Finalist for the Governor General's Literary Award in Poetry
Melanie Siebert’s stunning debut collection travels remote northern rivers, as well as two of Canada’s most threatened rivers, the Athabasca and the North Saskatchewan. These rivers push the poems into a contemplation of loss and into the terrain of Alexander Mackenzie’s dreams, a busker’s broken-down street riffs, and the borderland wanderings of a grandmother whose absence is felt as a presence.
The poems’ currents are turbulent, braided, submerged. Narrative streams appear like tributaries glimpsed through brush, and then veer into unexpected territories, where boundaries blur – between the self and the other, between the living and the dead, between the human and the wild – and loss carries with it both music and silence. In this virtuoso collection, Melanie Siebert has transformed language into that rarest thing, a singular poetic vision.
IN THE PRESS
“...profound, deeply intellectual, and rooted in the landscape of the north. Siebert is a poet to reread and enjoy on multiple levels.”
“Melanie Siebert’s poems are incandescent marvels. In language both stark and playful, she beautifully limns the natural world and our place within it. Siebert’s work forces us to confront the ways in which we damage the very thing that sustains us. She is a stunning writer certain to make a lasting contribution.”
“…moody, bric-a-brac, wildly energetic language. Deepwater Vee never leaves my bedside table. I need it.”
Candace Fertile, TIMES COLONIST
Esi Edguyan, WRITERS' TRUST OF CANADA
Cornelia Hoogland, LEAGUE OF CANADIAN POETS
Winner of the Lane Anderson Award for Best Science Writing for Young Readers in Canada
Finalist for the Sheila A. Egoff Children's Literature Prize from the BC and Yukon Book Awards
Featuring real-life stories of people who have found hope and meaning in the midst of life’s struggles, Heads Up: Changing Minds on Mental Health is the go-to guide for teenagers who want to know about mental health, mental illness, trauma and recovery.

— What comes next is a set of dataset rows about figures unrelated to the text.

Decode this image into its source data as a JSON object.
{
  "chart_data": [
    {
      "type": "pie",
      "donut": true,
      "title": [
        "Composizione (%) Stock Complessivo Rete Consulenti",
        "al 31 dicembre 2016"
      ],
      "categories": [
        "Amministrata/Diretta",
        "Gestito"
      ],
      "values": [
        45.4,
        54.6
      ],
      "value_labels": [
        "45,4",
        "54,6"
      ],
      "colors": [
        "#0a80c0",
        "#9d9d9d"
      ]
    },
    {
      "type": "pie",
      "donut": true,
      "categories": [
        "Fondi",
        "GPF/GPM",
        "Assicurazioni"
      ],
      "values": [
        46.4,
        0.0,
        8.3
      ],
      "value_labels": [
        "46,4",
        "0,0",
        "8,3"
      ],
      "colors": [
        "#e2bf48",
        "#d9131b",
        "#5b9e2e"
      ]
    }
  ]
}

This book moves beyond a biomedical focus and considers the latest science that shows how trauma and social inequality impact mental health. It explores how mental health is more than just “in our heads” and includes the voices of Indigenous people who share a more holistic way of thinking about wellness, balancing mind, body, heart and spirit. Highlighting innovative approaches such as trauma-informed activities like yoga and hip-hop, police mental health teams, and peer support for youth, Heads Up shares the stories of people who are sparking change.
IN THE PRESS
“A sense of respect imbues every page…Everything in this book reassures the troubled teen that they are not alone, need not suffer in silence, and can forge a unique pathway to wellness. The value of this book cannot be overstated or underestimated.”
SCHOOL LIBRARY CONNECTION
★ “Informative, diverse, and highly engaging; a much-needed addition to the realm of mental health.”
KIRKUS REVIEWS, starred review
“[A] helpful handbook...In easy-to-read chapters, Siebert skillfully breaks down what mental health is...An informative and nonintimidating work; a suitable addition for libraries needing to add to their mental health collection.”
SCHOOL LIBRARY JOURNAL
Melanie Siebert's first poetry collection, Deepwater Vee (M&S), was a finalist for Canada's Governor General's Literary Award. Her book for young readers Heads Up: Changing Minds on Mental Health won the Lane Anderson Award for best science writing in Canada and was a finalist for the Sheila A. Egoff Children's Literature Prize.
Melanie completed an MFA at the University of Victoria where she received the Lieutenant Governor's Silver Medal for her master's thesis. She has worked as a wilderness guide on remote rivers in the Northwest Territories, Nunavut, and Alaska for decades. Melanie’s has had work published in Canadian Geographic, The Globe and Mail, and The Walrus and her poems have been included in various anthologies, including Best Canadian Poetry in English, Thinking With Water, Force Field: 77 Women Poets of BC, and Refugium: Poems for the Pacific.
Melanie is also a therapist practicing in Victoria, BC.